The Commission has blocked funds worth €35.4 billion that Poland is due under the Recovery and Resilience Facility (RRP). To unblock the funds, Poland has been urged to address the rule of law issues, with Supreme Court reform being one of the major milestones.
“The draft (…) gives a solid basis to hope that it can terminate the unnecessary dispute,” said Prime Minister Mateusz Morawiecki, as quoted by Business Insider.
The amendment bill is based on a compromise Polish EU Minister Szymon Szynkowski vel Sęk worked out with the Commission, he added.
Parliament’s lower chamber, the Sejm, will discuss the new draft on Wednesday, with the first reading scheduled for the morning, the Polish Press Agency reports. The amendment will probably be referred to the Sejm committee for further work, said ruling Law and Justice (PiS) MP Marek Ast, quoted by the same press agency.
EU Justice Commissioner Didier Reynders called the new draft “a promising step forward to achieve compliance with the commitments under the Polish Recovery and Resilience Plan.”
“With a view to the Commission’s future preliminary assessment under the RRP, it will be important that the final law as adopted raises the standards on judicial protection and judicial independence,” he tweeted on Saturday.
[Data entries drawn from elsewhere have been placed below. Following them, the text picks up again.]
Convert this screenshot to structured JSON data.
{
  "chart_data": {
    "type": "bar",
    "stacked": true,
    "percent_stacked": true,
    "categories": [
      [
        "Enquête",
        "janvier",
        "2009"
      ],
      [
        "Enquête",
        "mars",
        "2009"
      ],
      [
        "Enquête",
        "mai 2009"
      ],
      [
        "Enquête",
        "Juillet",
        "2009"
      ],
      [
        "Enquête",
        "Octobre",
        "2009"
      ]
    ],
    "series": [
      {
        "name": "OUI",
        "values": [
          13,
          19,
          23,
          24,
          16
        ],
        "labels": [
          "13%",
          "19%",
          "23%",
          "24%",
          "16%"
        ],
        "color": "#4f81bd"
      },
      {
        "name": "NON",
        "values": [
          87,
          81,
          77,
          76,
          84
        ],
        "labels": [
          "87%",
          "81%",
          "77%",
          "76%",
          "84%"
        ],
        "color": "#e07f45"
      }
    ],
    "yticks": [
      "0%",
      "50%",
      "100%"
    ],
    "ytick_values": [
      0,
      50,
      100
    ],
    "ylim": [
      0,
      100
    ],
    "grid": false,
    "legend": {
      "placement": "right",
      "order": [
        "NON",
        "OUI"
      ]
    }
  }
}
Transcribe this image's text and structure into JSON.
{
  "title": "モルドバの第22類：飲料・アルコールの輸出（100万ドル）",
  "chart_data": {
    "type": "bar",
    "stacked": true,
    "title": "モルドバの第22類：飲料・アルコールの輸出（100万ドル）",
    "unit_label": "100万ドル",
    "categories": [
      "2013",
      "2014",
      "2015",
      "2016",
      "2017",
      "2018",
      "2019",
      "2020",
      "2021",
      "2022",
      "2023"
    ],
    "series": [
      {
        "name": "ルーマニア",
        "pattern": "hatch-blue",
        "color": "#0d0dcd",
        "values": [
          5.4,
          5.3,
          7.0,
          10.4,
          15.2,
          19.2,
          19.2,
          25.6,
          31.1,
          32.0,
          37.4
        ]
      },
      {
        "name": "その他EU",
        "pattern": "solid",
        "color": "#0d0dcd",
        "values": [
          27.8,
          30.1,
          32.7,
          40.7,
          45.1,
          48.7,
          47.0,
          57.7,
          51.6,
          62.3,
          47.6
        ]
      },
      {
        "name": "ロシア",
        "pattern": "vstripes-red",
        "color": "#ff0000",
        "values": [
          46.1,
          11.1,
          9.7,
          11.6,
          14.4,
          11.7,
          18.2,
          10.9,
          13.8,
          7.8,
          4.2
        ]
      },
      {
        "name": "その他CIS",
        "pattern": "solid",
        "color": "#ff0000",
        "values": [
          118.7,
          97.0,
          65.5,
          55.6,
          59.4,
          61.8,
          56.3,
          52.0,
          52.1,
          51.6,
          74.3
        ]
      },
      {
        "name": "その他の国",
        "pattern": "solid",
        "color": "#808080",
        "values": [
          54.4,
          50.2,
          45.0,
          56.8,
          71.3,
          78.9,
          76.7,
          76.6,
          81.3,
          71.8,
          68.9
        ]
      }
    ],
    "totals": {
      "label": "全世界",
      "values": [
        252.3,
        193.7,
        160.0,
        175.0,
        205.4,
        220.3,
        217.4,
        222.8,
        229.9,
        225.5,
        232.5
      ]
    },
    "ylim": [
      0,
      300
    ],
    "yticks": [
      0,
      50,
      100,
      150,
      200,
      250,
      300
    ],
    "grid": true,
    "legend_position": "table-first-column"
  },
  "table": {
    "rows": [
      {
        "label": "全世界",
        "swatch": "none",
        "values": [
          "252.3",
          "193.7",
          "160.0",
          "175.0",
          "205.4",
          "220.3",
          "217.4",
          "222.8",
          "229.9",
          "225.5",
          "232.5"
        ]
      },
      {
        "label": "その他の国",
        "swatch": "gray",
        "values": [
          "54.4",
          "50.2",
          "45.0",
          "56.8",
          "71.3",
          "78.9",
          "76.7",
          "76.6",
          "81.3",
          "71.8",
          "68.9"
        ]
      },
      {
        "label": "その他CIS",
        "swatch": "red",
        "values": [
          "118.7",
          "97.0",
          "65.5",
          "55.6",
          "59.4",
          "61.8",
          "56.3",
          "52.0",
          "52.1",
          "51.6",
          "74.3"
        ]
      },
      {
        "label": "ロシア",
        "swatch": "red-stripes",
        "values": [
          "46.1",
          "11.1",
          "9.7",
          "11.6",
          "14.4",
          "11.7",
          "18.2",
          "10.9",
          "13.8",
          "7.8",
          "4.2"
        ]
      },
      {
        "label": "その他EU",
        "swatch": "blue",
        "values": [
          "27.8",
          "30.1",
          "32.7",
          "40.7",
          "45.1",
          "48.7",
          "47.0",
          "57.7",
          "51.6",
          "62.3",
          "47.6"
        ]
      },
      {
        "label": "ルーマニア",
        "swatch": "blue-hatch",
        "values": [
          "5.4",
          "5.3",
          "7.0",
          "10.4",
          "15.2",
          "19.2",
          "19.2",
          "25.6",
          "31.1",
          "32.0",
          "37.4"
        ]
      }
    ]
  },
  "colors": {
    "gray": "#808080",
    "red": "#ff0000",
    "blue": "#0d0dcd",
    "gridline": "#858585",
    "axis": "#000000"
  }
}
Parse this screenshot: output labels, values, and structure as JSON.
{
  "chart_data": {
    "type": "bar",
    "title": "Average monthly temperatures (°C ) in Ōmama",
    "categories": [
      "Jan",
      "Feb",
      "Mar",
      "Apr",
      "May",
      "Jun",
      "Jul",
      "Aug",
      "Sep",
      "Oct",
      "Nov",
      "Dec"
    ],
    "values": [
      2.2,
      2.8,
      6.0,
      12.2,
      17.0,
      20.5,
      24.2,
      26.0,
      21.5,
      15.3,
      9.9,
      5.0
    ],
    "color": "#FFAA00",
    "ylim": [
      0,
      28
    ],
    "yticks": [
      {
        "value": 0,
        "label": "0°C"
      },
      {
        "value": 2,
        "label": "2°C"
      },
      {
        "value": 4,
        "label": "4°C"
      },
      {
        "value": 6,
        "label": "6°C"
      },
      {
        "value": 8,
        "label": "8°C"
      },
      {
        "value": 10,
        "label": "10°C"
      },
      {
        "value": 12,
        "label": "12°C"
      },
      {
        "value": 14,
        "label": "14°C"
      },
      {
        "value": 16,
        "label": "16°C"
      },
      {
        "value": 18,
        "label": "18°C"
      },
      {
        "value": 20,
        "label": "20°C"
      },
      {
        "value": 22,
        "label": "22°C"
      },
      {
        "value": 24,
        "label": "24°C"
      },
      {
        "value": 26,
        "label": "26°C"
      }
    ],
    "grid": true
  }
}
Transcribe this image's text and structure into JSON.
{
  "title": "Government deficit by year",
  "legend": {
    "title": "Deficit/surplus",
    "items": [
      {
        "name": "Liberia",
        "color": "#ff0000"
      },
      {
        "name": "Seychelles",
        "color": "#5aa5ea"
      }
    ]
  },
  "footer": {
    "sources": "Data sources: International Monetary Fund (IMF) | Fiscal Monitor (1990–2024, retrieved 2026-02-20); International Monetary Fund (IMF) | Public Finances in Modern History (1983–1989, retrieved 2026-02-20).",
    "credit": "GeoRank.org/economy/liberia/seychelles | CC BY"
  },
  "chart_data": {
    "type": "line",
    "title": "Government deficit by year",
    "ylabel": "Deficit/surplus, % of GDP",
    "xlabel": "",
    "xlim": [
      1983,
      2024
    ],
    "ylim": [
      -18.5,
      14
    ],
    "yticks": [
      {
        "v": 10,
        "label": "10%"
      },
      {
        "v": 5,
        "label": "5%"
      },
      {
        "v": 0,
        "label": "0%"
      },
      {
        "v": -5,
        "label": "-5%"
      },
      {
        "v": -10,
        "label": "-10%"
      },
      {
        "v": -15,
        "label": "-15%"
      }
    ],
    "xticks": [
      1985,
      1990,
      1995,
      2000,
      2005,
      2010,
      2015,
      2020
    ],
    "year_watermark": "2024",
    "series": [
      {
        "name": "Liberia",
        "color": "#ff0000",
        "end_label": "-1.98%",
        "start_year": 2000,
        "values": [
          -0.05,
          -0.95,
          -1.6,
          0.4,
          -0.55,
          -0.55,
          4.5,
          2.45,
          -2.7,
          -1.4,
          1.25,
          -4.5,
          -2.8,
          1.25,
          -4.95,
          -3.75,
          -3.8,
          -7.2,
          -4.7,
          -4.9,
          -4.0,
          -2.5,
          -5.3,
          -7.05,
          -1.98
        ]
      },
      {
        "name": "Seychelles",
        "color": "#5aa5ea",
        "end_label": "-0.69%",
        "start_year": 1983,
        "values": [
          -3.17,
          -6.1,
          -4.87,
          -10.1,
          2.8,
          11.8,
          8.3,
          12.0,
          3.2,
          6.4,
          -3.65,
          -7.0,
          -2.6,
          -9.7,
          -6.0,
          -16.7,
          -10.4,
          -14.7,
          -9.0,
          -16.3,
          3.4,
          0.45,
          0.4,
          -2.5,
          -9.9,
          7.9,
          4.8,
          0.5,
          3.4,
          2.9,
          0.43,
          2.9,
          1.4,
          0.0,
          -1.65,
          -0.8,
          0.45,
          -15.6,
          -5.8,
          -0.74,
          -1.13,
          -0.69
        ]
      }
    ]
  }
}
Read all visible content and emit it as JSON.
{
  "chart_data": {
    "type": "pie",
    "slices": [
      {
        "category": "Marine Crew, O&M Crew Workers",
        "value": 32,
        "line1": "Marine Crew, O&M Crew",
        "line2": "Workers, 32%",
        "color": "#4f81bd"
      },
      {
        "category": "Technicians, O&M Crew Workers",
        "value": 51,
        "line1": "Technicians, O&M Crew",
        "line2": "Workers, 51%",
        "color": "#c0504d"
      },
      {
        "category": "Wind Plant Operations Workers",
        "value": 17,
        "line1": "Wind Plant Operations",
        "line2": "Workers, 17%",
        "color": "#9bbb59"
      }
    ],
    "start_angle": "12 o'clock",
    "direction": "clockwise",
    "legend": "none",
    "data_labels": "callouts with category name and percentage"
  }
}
The draft, which the government said resulted from a compromise and takes into account the Commission’s requirements, was submitted to the Sejm in December.
But because President Andrzej Duda insisted he had not been consulted about the new draft, it was removed from the agenda.
The judicial reforms the ruling PiS adopted since it came to power in 2015 have become a bone of contention between Poland and the Commission, with the EU Court of Justice ruling that many went against the tenet of judicial independence.
The EU even went as far as to block the EU recovery funds Poland was entitled to, with the Commission presenting a set of milestones, which included the obligation to dismantle the PiS-founded Disciplinary Chamber of the Supreme Court, which the CJEU ruled could serve as a means to punish judges critical of the government.
Last year, the executive put forward a law replacing the Disciplinary Chamber with the Chamber of Professional Responsibility – a step the Commission deemed insufficient.